Mulheres sem útero, que só serão mães através da maternidade de substituição, criticam a lentidão da discussão dos projectos-lei que permitem o recurso a esta prática e prometem lutar por esta solução “medicamente possível”, mas “legalmente impossível”.
Joana, de 27 anos, e Maria, de 28 anos, são duas das várias mulheres em Portugal que, sem útero, não podem gerar um filho, neste caso por serem portadoras de uma anomalia congénita: a Síndrome Mayer Rokitansky Kuster Hauser (MRKH).
“A única hipótese de ter um filho biológico é recorrer à gestação de substituição“, disse Joana à agência Lusa.
Para Maria, “ser mulher traz esta vontade enorme de termos filhos”. “Eu, como qualquer mulher que tem este desejo, anseio por um filho biologicamente meu e do meu companheiro, a extensão do nosso amor. Claro que sei que existem outras possibilidades, e que ‘parir é dor e criar é amor‘, mas gostaria de esgotar esta possibilidade, uma vez que tenho material genético em perfeitas condições para o conseguir”.
O que pretendem é usar o seu material biológico (óvulos), fertilizado por espermatozóides dos companheiros, num embrião implantado no corpo de uma mulher que irá gerar o feto, não sem antes terem a garantia legal de que será reconhecida como mãe a portadora do material genético e não a que suporta a gravidez.
Há dois anos, quando os projectos do PS e do PSD, que permitem o recurso à gestação de substituição em caso de infertilidade, foram aprovados no parlamento, Joana e Maria acreditaram estar mais próximas de concretizar o seu sonho.
Mas os projectos baixaram para discussão na especialidade e o passar do tempo aumentou as suas angústias, conscientes que estão dos efeitos do tempo na sua fertilidade.
“Olho para todo este processo com tristeza, pois sei que é medicamente possível e legalmente impossível. Vivo num país, onde regularmente são lançadas notícias sobre o envelhecimento da população e eu, que tenho esta vontade enorme de ser mãe, sinto-me triste com o parlamento, por não conseguir chegar a um consenso sobre este assunto, tão delicado para mulheres como nós, pois a solução existe”, sublinha Maria.

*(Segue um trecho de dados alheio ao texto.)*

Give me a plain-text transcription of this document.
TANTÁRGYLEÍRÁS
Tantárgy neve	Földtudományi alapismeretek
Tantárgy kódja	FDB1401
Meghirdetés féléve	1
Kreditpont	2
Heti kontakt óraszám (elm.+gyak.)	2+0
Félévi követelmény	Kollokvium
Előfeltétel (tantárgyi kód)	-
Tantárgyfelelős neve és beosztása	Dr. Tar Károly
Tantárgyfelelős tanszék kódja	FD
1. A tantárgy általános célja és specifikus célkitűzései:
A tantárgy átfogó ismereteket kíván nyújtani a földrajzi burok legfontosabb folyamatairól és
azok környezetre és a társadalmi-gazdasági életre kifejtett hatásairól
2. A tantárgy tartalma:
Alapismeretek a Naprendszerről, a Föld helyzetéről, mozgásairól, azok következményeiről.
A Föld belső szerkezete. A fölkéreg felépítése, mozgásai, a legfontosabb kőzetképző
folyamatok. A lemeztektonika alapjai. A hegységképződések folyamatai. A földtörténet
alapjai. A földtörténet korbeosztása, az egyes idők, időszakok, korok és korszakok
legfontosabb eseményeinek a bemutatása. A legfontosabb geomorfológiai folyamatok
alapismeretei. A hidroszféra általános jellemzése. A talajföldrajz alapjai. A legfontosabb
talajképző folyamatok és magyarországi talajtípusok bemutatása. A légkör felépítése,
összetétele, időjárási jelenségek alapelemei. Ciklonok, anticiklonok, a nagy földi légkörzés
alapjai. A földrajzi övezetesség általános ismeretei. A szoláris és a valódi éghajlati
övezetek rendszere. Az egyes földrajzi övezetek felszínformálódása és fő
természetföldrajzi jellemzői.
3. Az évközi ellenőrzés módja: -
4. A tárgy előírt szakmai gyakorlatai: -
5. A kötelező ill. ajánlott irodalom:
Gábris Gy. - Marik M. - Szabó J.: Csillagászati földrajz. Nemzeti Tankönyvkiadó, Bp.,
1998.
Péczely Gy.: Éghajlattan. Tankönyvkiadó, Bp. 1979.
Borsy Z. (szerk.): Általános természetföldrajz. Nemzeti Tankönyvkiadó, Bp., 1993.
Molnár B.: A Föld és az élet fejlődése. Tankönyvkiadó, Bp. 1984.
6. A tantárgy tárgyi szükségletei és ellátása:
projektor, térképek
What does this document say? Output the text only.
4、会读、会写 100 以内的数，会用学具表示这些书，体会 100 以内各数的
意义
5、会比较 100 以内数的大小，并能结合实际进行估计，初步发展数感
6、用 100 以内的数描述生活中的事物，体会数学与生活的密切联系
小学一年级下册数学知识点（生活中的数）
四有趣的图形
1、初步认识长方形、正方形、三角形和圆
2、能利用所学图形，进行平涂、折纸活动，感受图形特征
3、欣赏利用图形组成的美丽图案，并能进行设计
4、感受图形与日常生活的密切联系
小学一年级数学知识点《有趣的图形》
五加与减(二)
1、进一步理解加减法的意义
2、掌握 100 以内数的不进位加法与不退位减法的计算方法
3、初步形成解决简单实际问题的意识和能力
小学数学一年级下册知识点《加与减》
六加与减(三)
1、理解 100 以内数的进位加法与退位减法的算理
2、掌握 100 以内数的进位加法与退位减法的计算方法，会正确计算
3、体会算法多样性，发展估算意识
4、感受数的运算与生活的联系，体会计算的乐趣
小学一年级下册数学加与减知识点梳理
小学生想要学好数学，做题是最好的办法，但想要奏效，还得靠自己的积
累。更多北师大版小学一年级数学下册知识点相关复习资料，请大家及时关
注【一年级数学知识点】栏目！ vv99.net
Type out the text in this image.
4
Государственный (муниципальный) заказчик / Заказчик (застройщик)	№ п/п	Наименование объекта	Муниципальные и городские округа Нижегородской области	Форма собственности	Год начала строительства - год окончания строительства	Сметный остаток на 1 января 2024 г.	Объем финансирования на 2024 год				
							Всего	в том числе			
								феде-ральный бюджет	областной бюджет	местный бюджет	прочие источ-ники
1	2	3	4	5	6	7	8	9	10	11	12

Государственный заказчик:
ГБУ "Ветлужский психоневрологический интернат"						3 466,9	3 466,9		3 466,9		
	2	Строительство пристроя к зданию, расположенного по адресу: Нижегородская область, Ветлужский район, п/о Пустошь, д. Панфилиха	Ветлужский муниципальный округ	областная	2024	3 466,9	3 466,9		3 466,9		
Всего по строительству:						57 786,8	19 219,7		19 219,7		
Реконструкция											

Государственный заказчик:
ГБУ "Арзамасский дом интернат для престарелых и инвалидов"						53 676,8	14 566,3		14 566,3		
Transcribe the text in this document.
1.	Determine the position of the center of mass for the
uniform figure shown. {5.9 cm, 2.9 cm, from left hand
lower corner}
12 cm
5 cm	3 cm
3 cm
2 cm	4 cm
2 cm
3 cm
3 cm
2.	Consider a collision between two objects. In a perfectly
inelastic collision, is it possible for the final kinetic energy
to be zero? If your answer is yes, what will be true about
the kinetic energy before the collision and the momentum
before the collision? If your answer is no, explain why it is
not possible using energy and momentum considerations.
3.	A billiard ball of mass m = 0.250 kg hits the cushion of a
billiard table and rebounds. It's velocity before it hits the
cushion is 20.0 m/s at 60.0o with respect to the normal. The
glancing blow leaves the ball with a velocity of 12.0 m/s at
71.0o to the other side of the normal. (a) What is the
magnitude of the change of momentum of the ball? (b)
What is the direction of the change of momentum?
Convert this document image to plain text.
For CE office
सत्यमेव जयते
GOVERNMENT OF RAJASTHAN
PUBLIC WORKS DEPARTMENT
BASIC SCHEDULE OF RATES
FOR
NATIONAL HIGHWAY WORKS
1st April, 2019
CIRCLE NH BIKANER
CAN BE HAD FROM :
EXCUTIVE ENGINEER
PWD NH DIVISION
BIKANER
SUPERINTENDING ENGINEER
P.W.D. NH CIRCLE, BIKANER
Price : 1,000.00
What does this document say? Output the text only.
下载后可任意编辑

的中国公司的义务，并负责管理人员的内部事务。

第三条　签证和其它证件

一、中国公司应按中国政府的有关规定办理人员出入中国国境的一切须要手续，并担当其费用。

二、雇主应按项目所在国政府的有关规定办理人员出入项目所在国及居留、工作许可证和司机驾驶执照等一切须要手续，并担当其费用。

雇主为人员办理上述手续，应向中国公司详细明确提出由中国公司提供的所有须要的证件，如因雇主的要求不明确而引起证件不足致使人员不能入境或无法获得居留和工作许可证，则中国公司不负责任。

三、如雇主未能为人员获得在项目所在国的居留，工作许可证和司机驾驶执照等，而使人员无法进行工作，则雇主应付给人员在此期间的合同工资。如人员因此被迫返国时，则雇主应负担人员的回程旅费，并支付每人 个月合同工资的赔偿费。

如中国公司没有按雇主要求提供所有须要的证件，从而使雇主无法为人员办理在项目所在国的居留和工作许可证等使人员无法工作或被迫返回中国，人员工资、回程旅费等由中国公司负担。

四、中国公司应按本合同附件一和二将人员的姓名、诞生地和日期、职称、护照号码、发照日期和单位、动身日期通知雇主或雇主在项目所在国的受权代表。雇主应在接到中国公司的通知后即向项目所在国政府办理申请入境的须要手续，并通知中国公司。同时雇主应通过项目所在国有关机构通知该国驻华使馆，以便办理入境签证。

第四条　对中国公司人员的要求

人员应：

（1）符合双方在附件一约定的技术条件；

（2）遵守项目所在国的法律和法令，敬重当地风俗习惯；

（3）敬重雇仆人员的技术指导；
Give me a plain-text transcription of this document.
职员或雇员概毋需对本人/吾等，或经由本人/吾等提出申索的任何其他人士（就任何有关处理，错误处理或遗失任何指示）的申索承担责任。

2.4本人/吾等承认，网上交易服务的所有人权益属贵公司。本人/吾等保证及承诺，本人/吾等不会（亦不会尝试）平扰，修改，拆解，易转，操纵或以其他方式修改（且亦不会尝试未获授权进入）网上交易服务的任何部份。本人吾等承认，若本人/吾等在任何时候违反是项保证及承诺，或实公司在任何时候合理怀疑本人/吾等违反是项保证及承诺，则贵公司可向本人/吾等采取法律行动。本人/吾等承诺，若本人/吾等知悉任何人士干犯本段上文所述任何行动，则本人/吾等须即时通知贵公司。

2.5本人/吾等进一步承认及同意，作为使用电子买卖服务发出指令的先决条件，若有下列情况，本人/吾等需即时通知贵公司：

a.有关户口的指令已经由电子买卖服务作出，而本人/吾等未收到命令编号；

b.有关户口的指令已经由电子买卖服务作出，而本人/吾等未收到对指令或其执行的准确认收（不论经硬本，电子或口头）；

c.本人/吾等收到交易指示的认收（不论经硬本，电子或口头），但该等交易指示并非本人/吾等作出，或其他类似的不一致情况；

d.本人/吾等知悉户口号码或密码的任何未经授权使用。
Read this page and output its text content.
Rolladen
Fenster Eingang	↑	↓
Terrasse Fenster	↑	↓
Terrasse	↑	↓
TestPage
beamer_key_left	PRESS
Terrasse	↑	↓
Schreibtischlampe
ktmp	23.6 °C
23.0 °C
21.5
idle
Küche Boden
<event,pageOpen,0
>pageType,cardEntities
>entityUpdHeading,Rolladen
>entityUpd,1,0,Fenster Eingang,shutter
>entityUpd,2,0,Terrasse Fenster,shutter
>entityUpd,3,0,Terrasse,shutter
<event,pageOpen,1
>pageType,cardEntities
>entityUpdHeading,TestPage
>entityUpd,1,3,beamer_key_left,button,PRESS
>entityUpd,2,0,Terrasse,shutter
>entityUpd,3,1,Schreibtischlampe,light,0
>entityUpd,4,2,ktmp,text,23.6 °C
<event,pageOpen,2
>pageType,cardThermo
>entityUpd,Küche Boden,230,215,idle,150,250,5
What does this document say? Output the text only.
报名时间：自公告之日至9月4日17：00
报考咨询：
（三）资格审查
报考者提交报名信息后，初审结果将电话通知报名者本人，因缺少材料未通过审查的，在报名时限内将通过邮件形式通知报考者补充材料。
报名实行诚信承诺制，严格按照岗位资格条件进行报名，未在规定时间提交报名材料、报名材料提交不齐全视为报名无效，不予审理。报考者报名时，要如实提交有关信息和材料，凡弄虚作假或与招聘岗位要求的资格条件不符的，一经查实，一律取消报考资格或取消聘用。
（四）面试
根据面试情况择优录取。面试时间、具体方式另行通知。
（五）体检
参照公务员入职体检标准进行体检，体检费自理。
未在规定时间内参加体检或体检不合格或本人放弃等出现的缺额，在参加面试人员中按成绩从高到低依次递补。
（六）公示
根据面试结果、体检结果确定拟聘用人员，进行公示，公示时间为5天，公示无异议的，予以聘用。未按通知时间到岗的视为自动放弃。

Foi precisamente esta demora na discussão que levou Joana e Maria a arregaçar as mangas, questionando quem acreditam ter responsabilidades nesta matéria.
Falaram com a presidente da Comissão Parlamentar de Saúde, Antónia Almeida Santos, a quem contaram a sua história. À Lusa, a deputada socialista confirmou o encontro e, apesar de não se pronunciar sobre casos concretos, adiantou que o prazo de vigência do grupo que está a analisar os diplomas, e a ouvir especialistas, foi recentemente prorrogado.
Joana espera que os deputados sejam sensíveis aos argumentos destas mulheres e lembra que “a sociedade portuguesa já aceitou outros temas também delicados”.
No rol de contactos que estão a organizar, Joana e Maria escreveram aos grupos parlamentares – tendo um encontro com o Bloco de Esquerda na quinta-feira – à presidente da Assembleia da República e ao ministro da Saúde.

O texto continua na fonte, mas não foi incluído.